De los primeros años del Seminario de Maestros hay que recordar a todos: desde Fuensanta ‑la factótum de la casa‑ y Luis ‑el jardinero‑, hasta el padre Francisco de Aldama, ideólogo como Rector y Jefe de Estudios de unos planes y métodos que se anticiparon en varias décadas a su tiempo. Sería imperdonable el peligro de omitir algunos nombres de profesores, pero en la mente de todos están don Mateo, don Isaac, don Sebastián, don Jesús, don Lisardo…
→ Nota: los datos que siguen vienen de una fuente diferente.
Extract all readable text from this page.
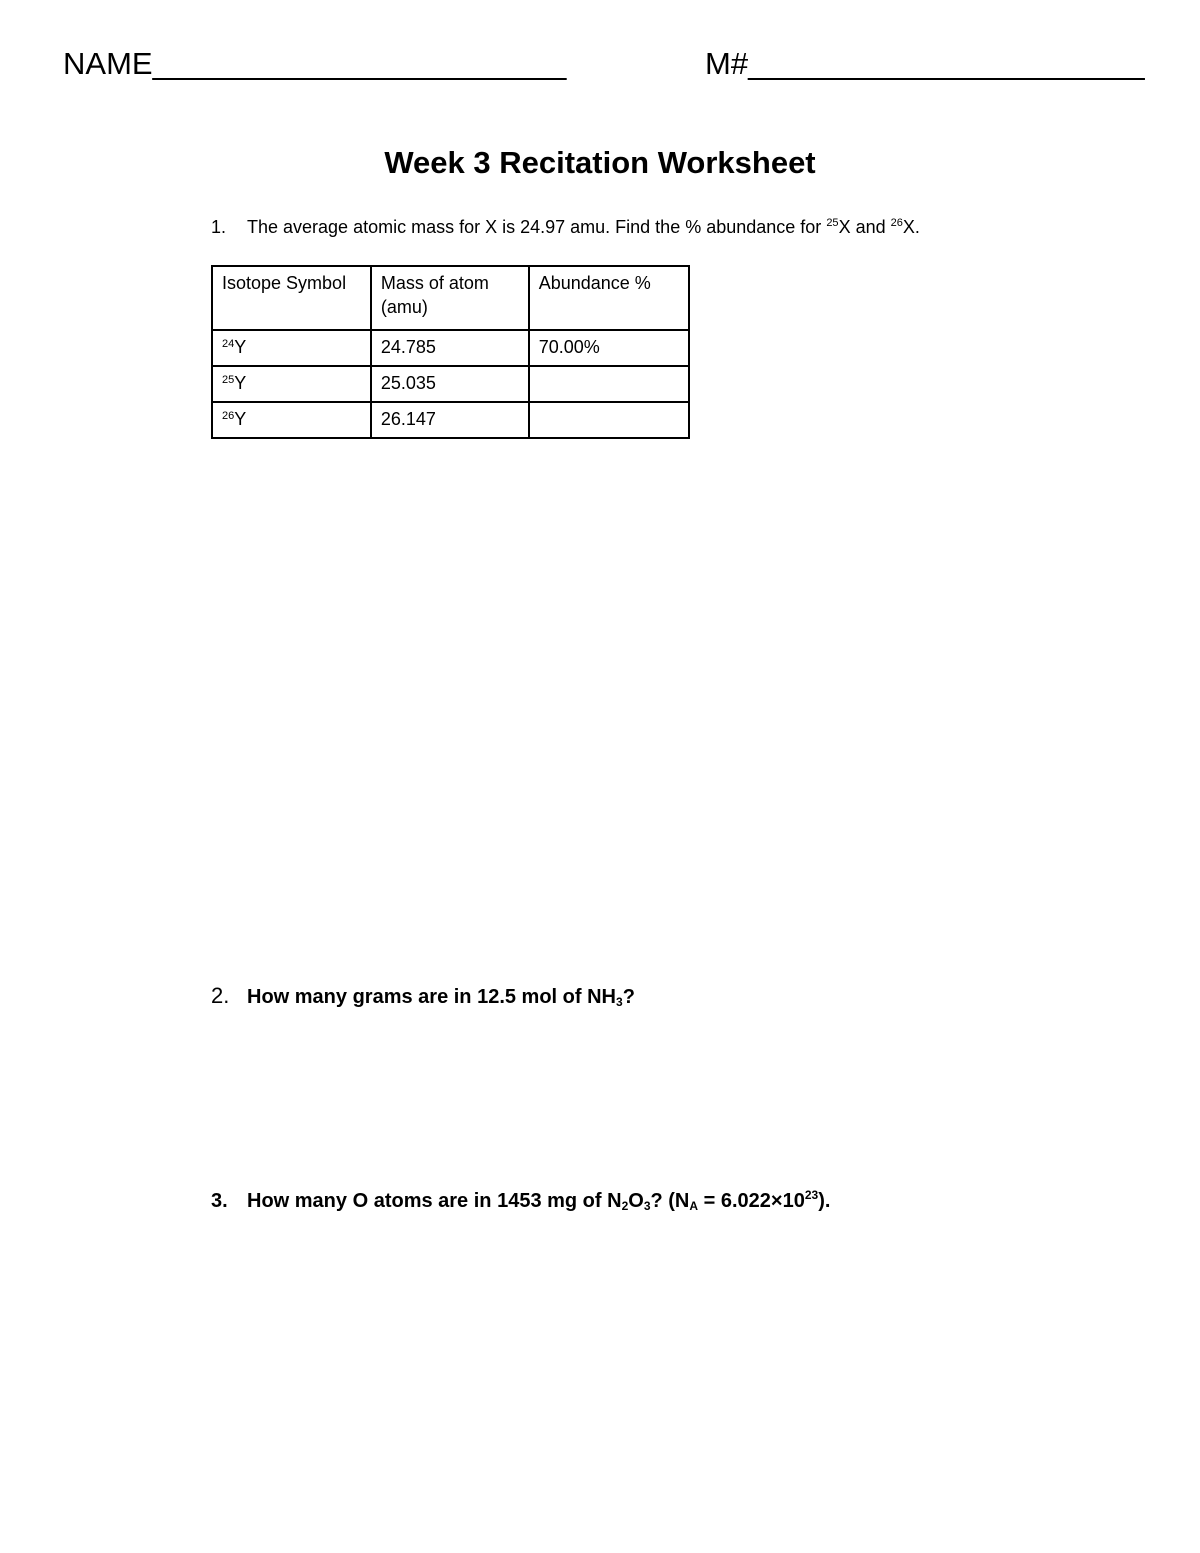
NAME________________________	M#_______________________
Week 3 Recitation Worksheet
1. The average atomic mass for X is 24.97 amu. Find the % abundance for $^{25}$X and $^{26}$X.
Isotope Symbol	Mass of atom (amu)	Abundance %
$^{24}$Y	24.785	70.00%
$^{25}$Y	25.035	
$^{26}$Y	26.147	
2. How many grams are in 12.5 mol of $NH_3$?
3. How many O atoms are in 1453 mg of $N_2O_3$? $(N_A = 6.022\times 10^{23})$.
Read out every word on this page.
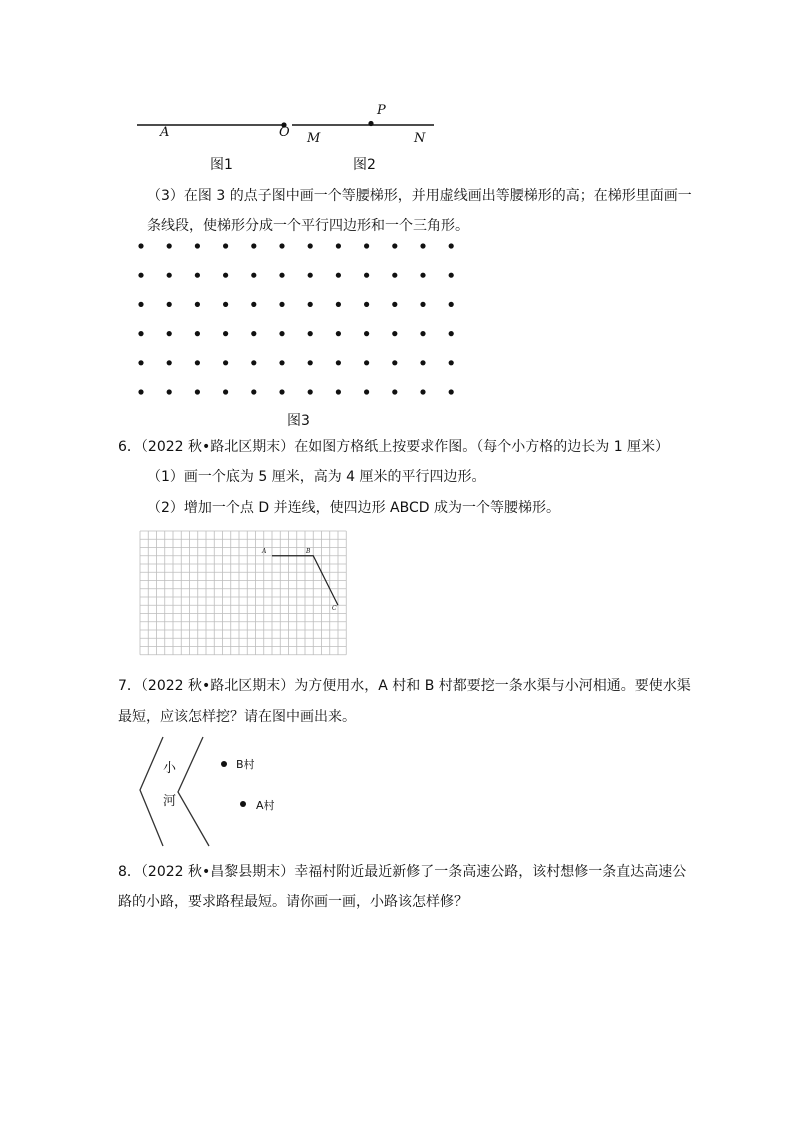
A	O M
P
N
图1	图2
（3）在图 3 的点子图中画一个等腰梯形，并用虚线画出等腰梯形的高；在梯形里面画一
条线段，使梯形分成一个平行四边形和一个三角形。
图3
6．（2022 秋•路北区期末）在如图方格纸上按要求作图。（每个小方格的边长为 1 厘米）
（1）画一个底为 5 厘米，高为 4 厘米的平行四边形。
（2）增加一个点 D 并连线，使四边形 ABCD 成为一个等腰梯形。
A	B
C
7．（2022 秋•路北区期末）为方便用水，A 村和 B 村都要挖一条水渠与小河相通。要使水渠
最短，应该怎样挖？请在图中画出来。
小
河
B村
A村
8．（2022 秋•昌黎县期末）幸福村附近最近新修了一条高速公路，该村想修一条直达高速公
路的小路，要求路程最短。请你画一画，小路该怎样修？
En lo que a alumnos se refiere, podríamos decir lo mismo; pero entre todos ellos y como más representativo, debo citar a nuestro Antonio Domínguez, el primero de la primera promoción, y al que, en mi opinión, ni la Safa ni el pueblo de Villanueva han hecho justicia, pues destacó sobremanera en el Deporte, la Política y, especialmente, en la Educación. Antonio Domínguez se merece desde hace tiempo una calle-plaza que nos recuerde su ejemplar personalidad y hombría de bien y nos anime a seguir su ejemplo.